Update checkers

Update checkers check whether a given dependency is up-to-date. If it isn't, they augment it with details of the version to update to.

There is a Dependabot::UpdateCheckers class for each language Dependabot supports.

Public API

Each Dependabot::UpdateCheckers class implements the following methods:

Method Description
`#up_to_date?` Returns a boolean for whether the dependency this instance was created with is currently at the latest version.
`#can_update?` Returns a boolean for whether the dependency this instance was created with needs updating. This will be true if the dependency and/or its requirements can be updated to support a newer version whilst keeping the dependency files it came from resolvable.
`#updated_dependencies` Returns an array of updated `Dependabot::Dependency` instance with updated `version` and `requirements` attributes. The previous values are stored on the instance as `previous_version` and `previous_requirements`.
`#latest_version` See the "Writing an update checker" section.
`#latest_resolvable_version` See the "Writing an update checker" section.
`#updated_requirements` See the "Writing an update checker" section.

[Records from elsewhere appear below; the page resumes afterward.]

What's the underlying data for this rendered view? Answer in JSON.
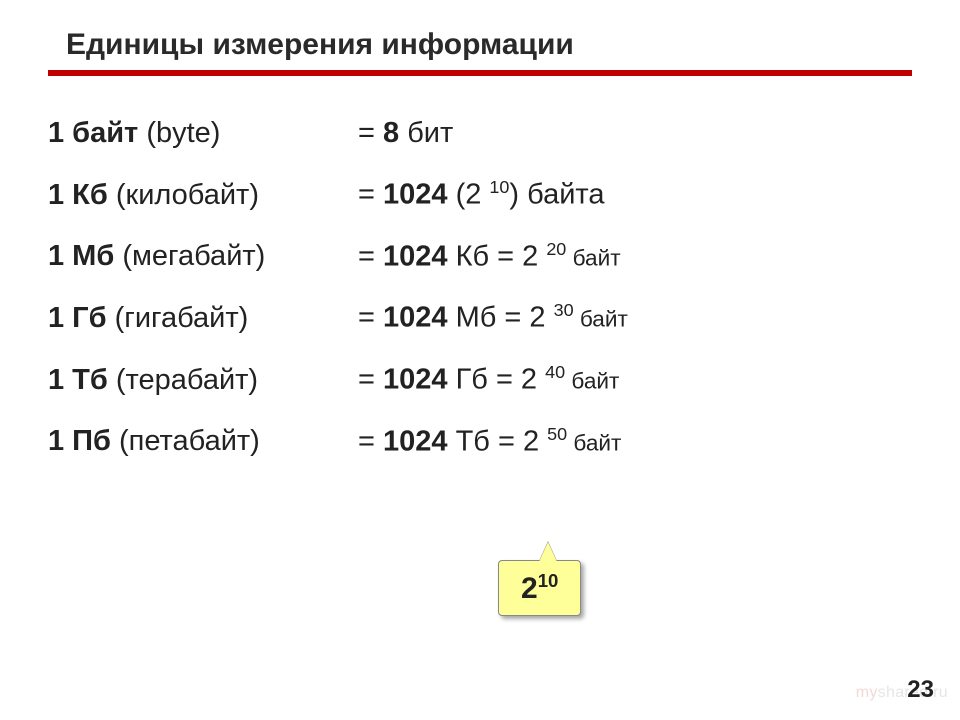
{
  "colors": {
    "rule": "#c00000",
    "callout_bg": "#ffff99",
    "callout_border": "#888888",
    "text": "#222222",
    "watermark_gray": "#e6e6e6",
    "watermark_red": "#f2d9d9"
  },
  "title": "Единицы измерения информации",
  "rows": [
    {
      "unit_bold": "1 байт",
      "unit_paren": " (byte)",
      "eq": "= ",
      "val_bold": "8",
      "val_rest": " бит"
    },
    {
      "unit_bold": "1 Кб",
      "unit_paren": " (килобайт)",
      "eq": "= ",
      "val_bold": "1024",
      "val_rest": " (2 ",
      "sup": "10",
      "tail": ") байта"
    },
    {
      "unit_bold": "1 Мб",
      "unit_paren": " (мегабайт)",
      "eq": "= ",
      "val_bold": "1024",
      "val_rest": " Кб = 2 ",
      "sup": "20",
      "tail_small": " байт"
    },
    {
      "unit_bold": "1 Гб",
      "unit_paren": " (гигабайт)",
      "eq": "= ",
      "val_bold": "1024",
      "val_rest": " Мб = 2 ",
      "sup": "30",
      "tail_small": " байт"
    },
    {
      "unit_bold": "1 Тб",
      "unit_paren": " (терабайт)",
      "eq": "= ",
      "val_bold": "1024",
      "val_rest": " Гб = 2 ",
      "sup": "40",
      "tail_small": " байт"
    },
    {
      "unit_bold": "1 Пб",
      "unit_paren": " (петабайт)",
      "eq": "= ",
      "val_bold": "1024",
      "val_rest": " Тб = 2 ",
      "sup": "50",
      "tail_small": " байт"
    }
  ],
  "callout": {
    "base": "2",
    "exp": "10"
  },
  "page_number": "23",
  "watermark": {
    "left": "my",
    "right": "shared.ru"
  }
}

An integration might look as follows:

require 'dependabot/update_checkers'

dependency = dependencies.first

update_checker_class = Dependabot::UpdateCheckers::Ruby::Bundler
update_checker = update_checker_class.new(
  dependency: dependency,
  dependency_files: files,
  credentials: [{
    "type" => "git_source",
    "host" => "github.com",
    "username" => "x-access-token",
    "password" => "token"
  }]
)

puts "Update needed for #{dependency.name}? "\
     "#{update_checker.can_update?(requirements_to_update: :own)}"

Writing an update checker for a new language

All new update checkers should inherit from Dependabot::UpdateCheckers::Base and implement the following methods:

Method Description
`#latest_version` The latest version of the dependency, ignoring resolvability. This is used to short-circuit update checking when the dependency is already at the latest version (since checking resolvability is typically slow).
`#latest_resolvable_version` The latest version of the dependency that will still allow the full dependency set to resolve.
`#latest_resolvable_version_with_no_unlock` The latest version of the dependency that satisfies the dependency's current version constraints and will still allow the full dependency set to resolve.
`#updated_requirements` An updated set of requirements for the dependency that should replace the existing requirements in the manifest file. Use by the file updater class when updating the manifest file.
`#latest_version_resolvable_with_full_unlock?` A boolean for whether the latest version can be resolved if all other dependencies are unlocked in the manifest file. Can be set to always return `false` if multi-dependency updates aren't yet supported.
`#updated_dependencies_after_full_unlock` And updated set of dependencies after a full unlock and update has taken place. Not required if `latest_version_resolvable_with_full_unlock?` always returns false.

To ensure the above are implemented, you should include it_behaves_like "a dependency update checker" in your specs for the new update checker.

Writing update checkers generally gets tricky when resolvability has to be taken into account. It is almost always easiest to do so in the language your update checker relates to, so you may wish to shell out to that language. See UpdateCheckers::Php::Composer for an example of how to do so.